City officials say the relocations are part of a wider reshuffling of the shelter system. The Department of Social Services told PIX11 that most families with children are being placed in transitional housing with in‑unit kitchens, and that the majority have been placed in the borough of their choice. The agency also said that families currently at the Royal Stay will be moved while the school year is in progress. Parents and advocates counter that those assurances do not solve day‑to‑day problems like school transfers, childcare and access to nearby support networks.

Parents And Kids Push Back

“Do not replace them away from their schools!” Councilmember Julie Won told a crowd of parents and educators, pressing the city to keep families close to P.S. 112. Parents including Jackie Garcia warned that losing classmates would “devastate” the school community, and Jennifer Patton said sending classmates far away will create a “negative ripple effect” at the school. Second‑grader Liam Fernandez told reporters he would “feel really sad” if he were separated from his friends, and parent Alexis Kolyonanides said “treating homeless families like commodities is wrong on every level,” according to PIX11.

Some Families Refuse Moves

Activists say some families who were relocated from the nearby City View Inn turned down the placements they were offered and instead chose to camp under an overpass beneath the Long Island Expressway rather than move across the borough. Advocates argue that decision underscores deep mistrust of rapid shelter transfers and serious concerns about whether new placements work for families’ existing schools, childcare and medical care. Organizers are now pushing for clear, written guarantees on school continuity and transportation for any family that has to move.

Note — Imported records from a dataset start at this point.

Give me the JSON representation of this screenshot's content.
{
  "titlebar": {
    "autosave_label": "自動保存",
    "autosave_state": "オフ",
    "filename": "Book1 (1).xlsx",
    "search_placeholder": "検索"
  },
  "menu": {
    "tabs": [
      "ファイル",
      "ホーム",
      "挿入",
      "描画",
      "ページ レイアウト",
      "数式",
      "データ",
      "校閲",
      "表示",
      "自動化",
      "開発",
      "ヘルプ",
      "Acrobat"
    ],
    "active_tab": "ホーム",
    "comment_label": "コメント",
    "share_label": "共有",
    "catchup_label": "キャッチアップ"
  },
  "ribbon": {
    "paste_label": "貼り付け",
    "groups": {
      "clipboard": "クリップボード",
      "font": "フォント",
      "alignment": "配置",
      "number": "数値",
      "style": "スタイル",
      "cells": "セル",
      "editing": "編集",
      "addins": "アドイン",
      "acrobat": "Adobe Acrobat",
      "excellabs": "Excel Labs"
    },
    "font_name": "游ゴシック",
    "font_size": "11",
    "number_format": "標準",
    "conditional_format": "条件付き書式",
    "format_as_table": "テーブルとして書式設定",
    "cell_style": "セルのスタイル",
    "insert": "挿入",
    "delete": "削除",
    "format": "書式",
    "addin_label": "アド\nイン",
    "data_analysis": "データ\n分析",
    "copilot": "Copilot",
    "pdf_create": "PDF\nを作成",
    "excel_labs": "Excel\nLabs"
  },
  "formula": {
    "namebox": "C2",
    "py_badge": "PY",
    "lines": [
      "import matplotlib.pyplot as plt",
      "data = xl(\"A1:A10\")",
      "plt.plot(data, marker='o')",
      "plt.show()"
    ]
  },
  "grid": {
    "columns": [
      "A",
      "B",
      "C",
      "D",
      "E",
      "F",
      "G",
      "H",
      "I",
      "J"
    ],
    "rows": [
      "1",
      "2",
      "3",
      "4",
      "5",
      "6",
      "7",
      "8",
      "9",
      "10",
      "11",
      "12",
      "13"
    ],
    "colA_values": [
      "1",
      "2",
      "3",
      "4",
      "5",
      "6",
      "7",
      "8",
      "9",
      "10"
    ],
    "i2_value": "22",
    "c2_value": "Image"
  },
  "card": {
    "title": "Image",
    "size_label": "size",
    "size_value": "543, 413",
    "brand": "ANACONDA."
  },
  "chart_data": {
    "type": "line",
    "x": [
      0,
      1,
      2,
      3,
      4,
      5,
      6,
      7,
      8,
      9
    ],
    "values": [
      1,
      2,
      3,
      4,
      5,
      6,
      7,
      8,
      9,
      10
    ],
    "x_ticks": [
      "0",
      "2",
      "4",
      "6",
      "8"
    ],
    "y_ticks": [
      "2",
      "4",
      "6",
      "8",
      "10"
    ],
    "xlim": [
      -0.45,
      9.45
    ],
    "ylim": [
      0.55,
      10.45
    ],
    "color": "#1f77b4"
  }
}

What Officials Say And What Parents Want

City officials insist they are connecting families to suitable placements and say support services are being arranged, while parents argue those promises need precise timelines and real enforcement. Advocates are calling for a pause on transfers until the end of the academic year, written commitments on students’ school placements and assurances that families have access to kitchens and nearby services. The clash highlights a broader tension over how the city manages shelter capacity alongside neighborhood impacts and children’s education.

For now, families and their supporters say they plan to keep pressure on the Department of Social Services and local councilmembers to find alternatives that keep kids in their current schools. The next few days will reveal whether the administration revises its approach or sticks to the conversion schedule as the school year moves forward.